Zhang Xuemei, Donnelly Alison, Lee Irene, Berdis Anthony J
Department of Chemistry, Case Western Reserve University, 10900 Euclid Avenue, Cleveland, Ohio 44106, USA.
Biochemistry. 2006 Nov 7;45(44):13293-303. doi: 10.1021/bi060418v.
Translesion DNA synthesis represents the ability of a DNA polymerase to misinsert a nucleotide opposite a DNA lesion. Previous kinetic studies of the bacteriophage T4 DNA polymerase using a series of non-natural nucleotides suggest that pi-electron density of the incoming nucleotide substantially contributes to the efficiency of incorporation opposite an abasic site, a nontemplating DNA lesion. However, it is surprising that these nonhydrogen-bonding analogues can also be incorporated opposite natural templating DNA with variable degrees of efficiency. In this article, we describe attempts to achieve selectivity for incorporation opposite the abasic site through optimization of pi-electron density and shape of the nucleobase. Toward this goal, we report the synthesis and enzymatic characterization of two novel nucleotide analogues, 5-napthyl-indolyl-2'-deoxyriboside triphosphate (5-NapITP) and 5-anthracene-indolyl-2'-deoxyriboside triphosphate (5-AnITP). The overall catalytic efficiency for their incorporation opposite an abasic site is similar to that of other non-natural nucleotides such as 5-NITP and 5-PhITP that contain significant pi-electron density. As expected, the incorporation of either 5-NapITP or 5-AnITP opposite templating DNA is reduced and presumably reflects steric constraints imposed by the large size of the polycyclic aromatic moieties. Furthermore, 5-NapITP is a chain terminator of translesion DNA synthesis because the DNA polymerase is unable to extend beyond the incorporated non-natural nucleotide. In addition, idle turnover measurements confirm that 5-NapIMP is stably incorporated opposite damaged DNA, and this enhancement reflects the overall favorable incorporation kinetic parameters coupled with a reduction in excision by the exonuclease-proofreading activity of the enzyme. On the basis of these data, we provide a comprehensive assessment of the potential role of pi-electron surface area for nucleotide incorporation opposite templating and nontemplating DNA catalyzed by the bacteriophage T4 DNA polymerase.

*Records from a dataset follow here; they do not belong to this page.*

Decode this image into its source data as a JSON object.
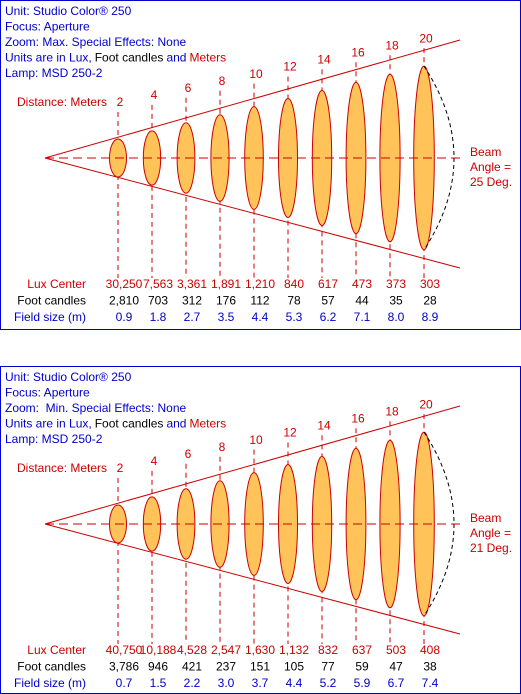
{
  "panels": [
    {
      "header": [
        "Unit: Studio Color® 250",
        "Focus: Aperture",
        "Zoom: Max. Special Effects: None"
      ],
      "units_line": [
        "Units are in Lux,",
        "Foot candles",
        "and",
        "Meters"
      ],
      "lamp": "Lamp: MSD 250-2",
      "distance_label": "Distance: Meters",
      "distances": [
        "2",
        "4",
        "6",
        "8",
        "10",
        "12",
        "14",
        "16",
        "18",
        "20"
      ],
      "beam_angle": [
        "Beam",
        "Angle =",
        "25 Deg."
      ],
      "rows": [
        {
          "label": "Lux Center",
          "values": [
            "30,250",
            "7,563",
            "3,361",
            "1,891",
            "1,210",
            "840",
            "617",
            "473",
            "373",
            "303"
          ]
        },
        {
          "label": "Foot candles",
          "values": [
            "2,810",
            "703",
            "312",
            "176",
            "112",
            "78",
            "57",
            "44",
            "35",
            "28"
          ]
        },
        {
          "label": "Field size (m)",
          "values": [
            "0.9",
            "1.8",
            "2.7",
            "3.5",
            "4.4",
            "5.3",
            "6.2",
            "7.1",
            "8.0",
            "8.9"
          ]
        }
      ]
    },
    {
      "header": [
        "Unit: Studio Color® 250",
        "Focus: Aperture",
        "Zoom:  Min. Special Effects: None"
      ],
      "units_line": [
        "Units are in Lux,",
        "Foot candles",
        "and",
        "Meters"
      ],
      "lamp": "Lamp: MSD 250-2",
      "distance_label": "Distance: Meters",
      "distances": [
        "2",
        "4",
        "6",
        "8",
        "10",
        "12",
        "14",
        "16",
        "18",
        "20"
      ],
      "beam_angle": [
        "Beam",
        "Angle =",
        "21 Deg."
      ],
      "rows": [
        {
          "label": "Lux Center",
          "values": [
            "40,750",
            "10,188",
            "4,528",
            "2,547",
            "1,630",
            "1,132",
            "832",
            "637",
            "503",
            "408"
          ]
        },
        {
          "label": "Foot candles",
          "values": [
            "3,786",
            "946",
            "421",
            "237",
            "151",
            "105",
            "77",
            "59",
            "47",
            "38"
          ]
        },
        {
          "label": "Field size (m)",
          "values": [
            "0.7",
            "1.5",
            "2.2",
            "3.0",
            "3.7",
            "4.4",
            "5.2",
            "5.9",
            "6.7",
            "7.4"
          ]
        }
      ]
    }
  ]
}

跨损伤DNA合成代表了DNA聚合酶在DNA损伤位点对面错误插入核苷酸的能力。先前使用一系列非天然核苷酸对噬菌体T4 DNA聚合酶进行的动力学研究表明,进入核苷酸的π电子密度对在无碱基位点(一种非模板化DNA损伤)对面进行掺入的效率有很大贡献。然而,令人惊讶的是,这些非氢键类似物也能以不同程度的效率在天然模板化DNA对面掺入。在本文中,我们描述了通过优化核碱基的π电子密度和形状来实现对无碱基位点对面掺入的选择性的尝试。为了实现这一目标,我们报告了两种新型核苷酸类似物5-萘基-吲哚基-2'-脱氧核糖核苷三磷酸(5-NapITP)和5-蒽基-吲哚基-2'-脱氧核糖核苷三磷酸(5-AnITP)的合成及酶学特性。它们在无碱基位点对面掺入的总体催化效率与其他含有显著π电子密度的非天然核苷酸如5-NITP和5-PhITP相似。正如预期的那样,5-NapITP或5-AnITP在模板化DNA对面的掺入减少,这可能反映了多环芳基部分的大尺寸所带来的空间位阻。此外,5-NapITP是跨损伤DNA合成的链终止剂,因为DNA聚合酶无法延伸超过掺入的非天然核苷酸。此外,空载周转率测量证实5-NapIMP稳定地掺入受损DNA对面,这种增强反映了总体有利的掺入动力学参数以及该酶的外切核酸酶校对活性导致的切除减少。基于这些数据,我们对噬菌体T4 DNA聚合酶催化的在模板化和非模板化DNA对面进行核苷酸掺入时π电子表面积的潜在作用进行了全面评估。